The first session, facilitated by Sam Neo, HR Business Partner at Changi Airport Group, saw participants discussing the employee experience and how to perfect it.
A common challenge, for example, was on navigating the minefield of existing organisational structures, resources, and senior management expectations.
Technology was raised several times as a possible tool to tackle that obstacle, including, for example, to keep new hires engaged while they serve notice at their previous companies. One way to avoid having staff go “missing-in-action” on their planned start date could be to give them access to IT portals before they actually step inside the door, one participant suggested. This would allow them to learn about the business and their role.
Upskill, or be obsolete
The theme of technology continued through to the second session, which centred on digital skills for HR. Facilitated by HR veteran Laurence Smith, this session saw participants brainstorming how to digitalise HR – and how to start treating it as a new type of literacy, rather than yet another box to be ticked.
Smith encouraged participants to step out of their comfort zones and make an effort to understand the disruptive technologies and innovations that are on the horizon.
“I spent three years going to every start-up, think-tank and technology event I could find, including events specifically designed to bring start-ups and corporates together. I met a lot of business and IT people, but I never ever met another HR person at those events,” he noted.

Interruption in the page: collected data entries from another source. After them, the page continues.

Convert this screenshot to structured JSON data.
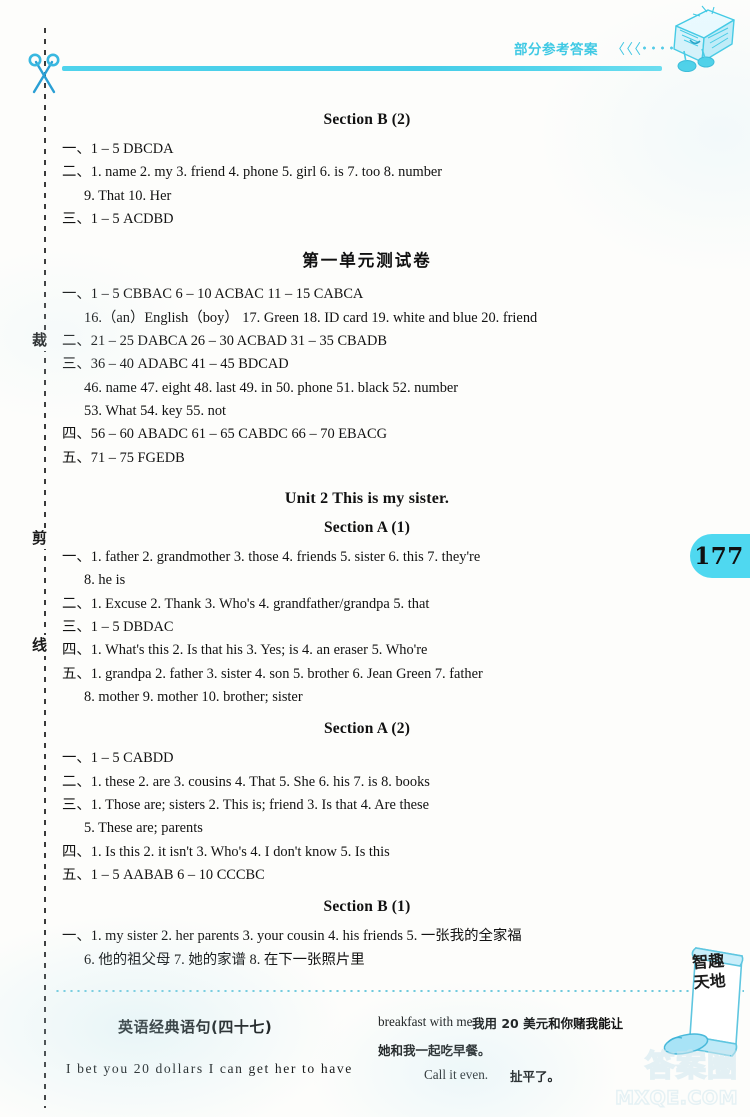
{
  "header": {
    "title": "部分参考答案",
    "chevrons": "〈〈〈",
    "mascot_icon": "book-mascot-icon"
  },
  "cutline": {
    "chars": [
      "裁",
      "剪",
      "线"
    ],
    "scissors_icon": "scissors-icon"
  },
  "page_number": "177",
  "content": [
    {
      "kind": "section-heading",
      "text": "Section B (2)"
    },
    {
      "kind": "answer",
      "text": "一、1 – 5 DBCDA"
    },
    {
      "kind": "answer",
      "text": "二、1. name  2. my  3. friend  4. phone  5. girl  6. is  7. too  8. number"
    },
    {
      "kind": "answer-indent",
      "text": "9. That   10. Her"
    },
    {
      "kind": "answer",
      "text": "三、1 – 5 ACDBD"
    },
    {
      "kind": "chapter-heading",
      "text": "第一单元测试卷"
    },
    {
      "kind": "answer",
      "text": "一、1 – 5 CBBAC   6 – 10 ACBAC   11 – 15 CABCA"
    },
    {
      "kind": "answer-indent",
      "text": "16.（an）English（boy）  17. Green   18. ID card  19. white and blue    20. friend"
    },
    {
      "kind": "answer",
      "text": "二、21 – 25 DABCA    26 – 30 ACBAD   31 – 35 CBADB"
    },
    {
      "kind": "answer",
      "text": "三、36 – 40 ADABC   41 – 45 BDCAD"
    },
    {
      "kind": "answer-indent",
      "text": "46. name   47. eight   48. last   49. in   50. phone   51. black   52. number"
    },
    {
      "kind": "answer-indent",
      "text": "53. What   54. key   55. not"
    },
    {
      "kind": "answer",
      "text": "四、56 – 60 ABADC   61 – 65 CABDC   66 – 70 EBACG"
    },
    {
      "kind": "answer",
      "text": "五、71 – 75 FGEDB"
    },
    {
      "kind": "unit-heading",
      "text": "Unit 2    This is my sister."
    },
    {
      "kind": "section-heading",
      "text": "Section A (1)"
    },
    {
      "kind": "answer",
      "text": "一、1. father  2. grandmother  3. those  4. friends  5. sister  6. this  7. they're"
    },
    {
      "kind": "answer-indent",
      "text": "8. he is"
    },
    {
      "kind": "answer",
      "text": "二、1. Excuse  2. Thank  3. Who's  4. grandfather/grandpa  5. that"
    },
    {
      "kind": "answer",
      "text": "三、1 – 5 DBDAC"
    },
    {
      "kind": "answer",
      "text": "四、1. What's this  2. Is that his  3. Yes; is  4. an eraser  5. Who're"
    },
    {
      "kind": "answer",
      "text": "五、1. grandpa  2. father  3. sister  4. son  5. brother  6. Jean Green  7. father"
    },
    {
      "kind": "answer-indent",
      "text": "8. mother  9. mother   10. brother; sister"
    },
    {
      "kind": "section-heading",
      "text": "Section A (2)"
    },
    {
      "kind": "answer",
      "text": "一、1 – 5 CABDD"
    },
    {
      "kind": "answer",
      "text": "二、1. these  2. are  3. cousins  4. That  5. She  6. his  7. is  8. books"
    },
    {
      "kind": "answer",
      "text": "三、1. Those are; sisters  2. This is; friend  3. Is that  4. Are these"
    },
    {
      "kind": "answer-indent",
      "text": "5. These are; parents"
    },
    {
      "kind": "answer",
      "text": "四、1. Is this  2. it isn't  3. Who's  4. I don't know  5. Is this"
    },
    {
      "kind": "answer",
      "text": "五、1 – 5 AABAB   6 – 10 CCCBC"
    },
    {
      "kind": "section-heading",
      "text": "Section B (1)"
    },
    {
      "kind": "answer",
      "text": "一、1. my sister  2. her parents  3. your cousin  4. his friends  5. 一张我的全家福"
    },
    {
      "kind": "answer-indent",
      "text": "6. 他的祖父母   7. 她的家谱   8. 在下一张照片里"
    }
  ],
  "footer": {
    "title": "英语经典语句(四十七)",
    "english_left": "I  bet  you  20  dollars  I  can  get  her  to  have",
    "english_right": "breakfast with me.",
    "chinese_1": "我用 20 美元和你赌我能让",
    "chinese_2": "她和我一起吃早餐。",
    "english_2": "Call it even.",
    "chinese_3": "扯平了。"
  },
  "scroll_decoration": {
    "text": "智趣天地",
    "icon": "scroll-icon"
  },
  "watermark": {
    "chinese": "答案圈",
    "english": "MXQE.COM"
  },
  "colors": {
    "accent_cyan": "#4fd3ec",
    "badge_cyan": "#4fd8f0",
    "header_text": "#3fc9e4",
    "body_text": "#121212",
    "page_bg": "#fdfdfb"
  }
}
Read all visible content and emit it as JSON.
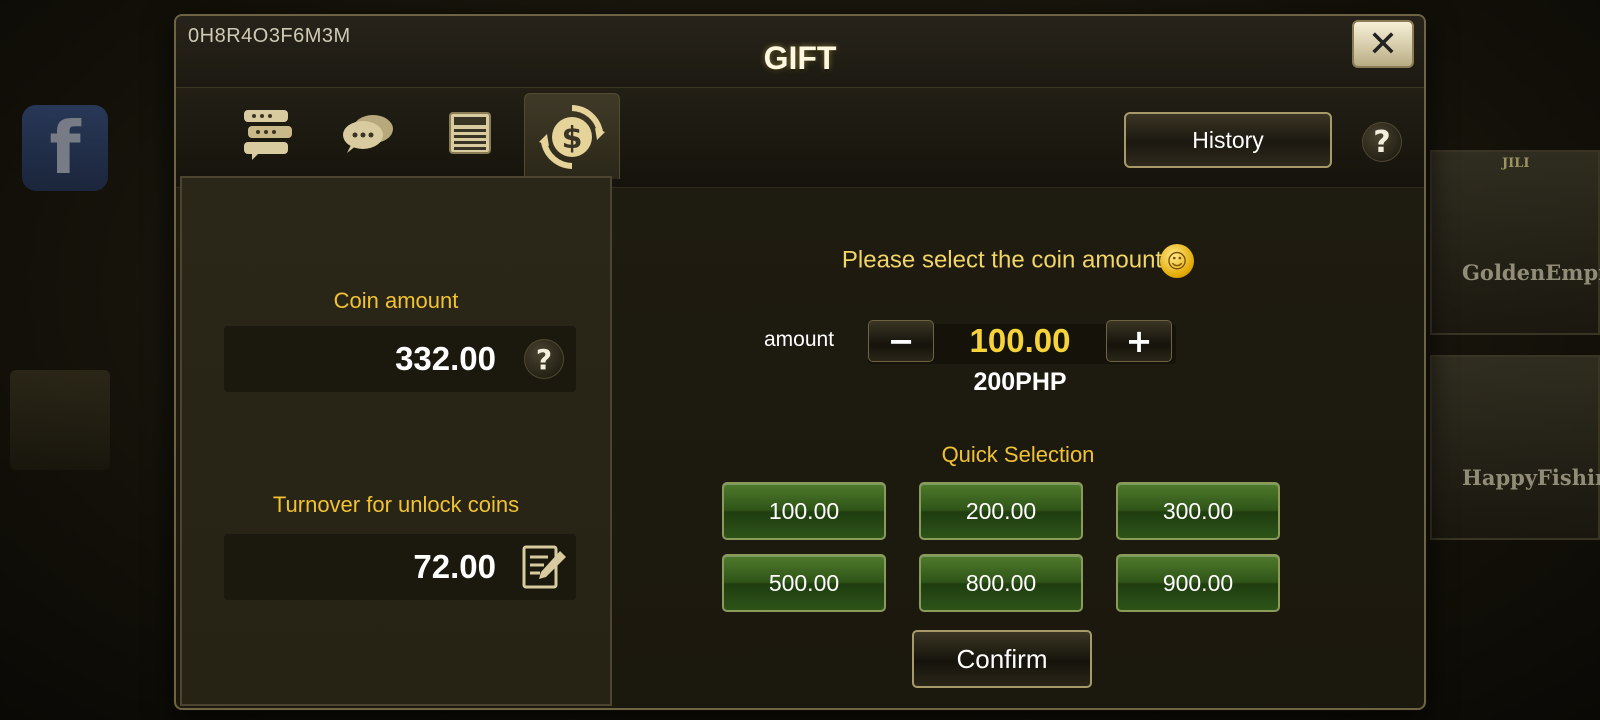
{
  "background": {
    "games": [
      {
        "label": "GoldenEmpi"
      },
      {
        "label": "HappyFishin"
      }
    ],
    "provider": "JILI"
  },
  "header": {
    "user_id": "0H8R4O3F6M3M",
    "title": "GIFT"
  },
  "tabs": [
    {
      "icon": "announcement-icon"
    },
    {
      "icon": "chat-bubbles-icon"
    },
    {
      "icon": "news-icon"
    },
    {
      "icon": "coin-transfer-icon",
      "active": true
    }
  ],
  "toolbar": {
    "history_label": "History",
    "help_label": "?"
  },
  "left_panel": {
    "coin_amount_label": "Coin amount",
    "coin_amount_value": "332.00",
    "coin_help_label": "?",
    "turnover_label": "Turnover for unlock coins",
    "turnover_value": "72.00"
  },
  "right_panel": {
    "prompt": "Please select the coin amount",
    "amount_label": "amount",
    "minus_label": "−",
    "plus_label": "+",
    "amount_value": "100.00",
    "php_value": "200PHP",
    "quick_selection_label": "Quick Selection",
    "quick_options": [
      "100.00",
      "200.00",
      "300.00",
      "500.00",
      "800.00",
      "900.00"
    ],
    "confirm_label": "Confirm"
  },
  "colors": {
    "accent_gold": "#f1c232",
    "amount_yellow": "#f6d33a",
    "quick_green": "#2f5518",
    "panel_bg": "#2b2718",
    "modal_border": "#6e6342"
  }
}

One point raised by participants during this session was the philosophy of continuous learning. Digital, after all, is not learned once and then never again. Rather, a digital mindset must be built because technology is constantly changing.
“You need to get in the habit of learning – be curious, be open,” Smith said. “You can’t ignore technology, because denial is not a viable long-term strategy for digital.”
Don’t keep calm
Finally, Ravi Bhogaraju, Global Head HR and Talent at Archroma, led participants in an intense discussion on the evolving role of HR in the age of digitalisation. “What is HR’s purpose,” he asked. “How does HR re-think, pivot, and accelerate?”
Bhogaraju had one key suggestion. “Don’t keep calm, go crazy,” he said, noting that it would be important to keep looking forward, rather than driving while looking only at the rear-view mirror.
A recurring point brought up by participants was the concept of HR professionals being change agents to help employees upskill and move up the value chain, especially with the prospect of automation looming large in the near future.
It was also suggested that HR would evolve from a function to an eco-system. In this hypothetical eco-system, the role of HR might then be to manage “human transformation” – empowering staff to become “free range agents” who would carve out their own roles.
Lastly, participants agreed that with the rapid speed of technology change, “inside-out” coaching and reverse mentoring (from younger generations of employees) would become increasingly vital to survive and thrive.
With that, the second HRM Asia wrapped up, with a third of the attendees sticking around at CulinaryOn for a special cooking experience and networking lunch.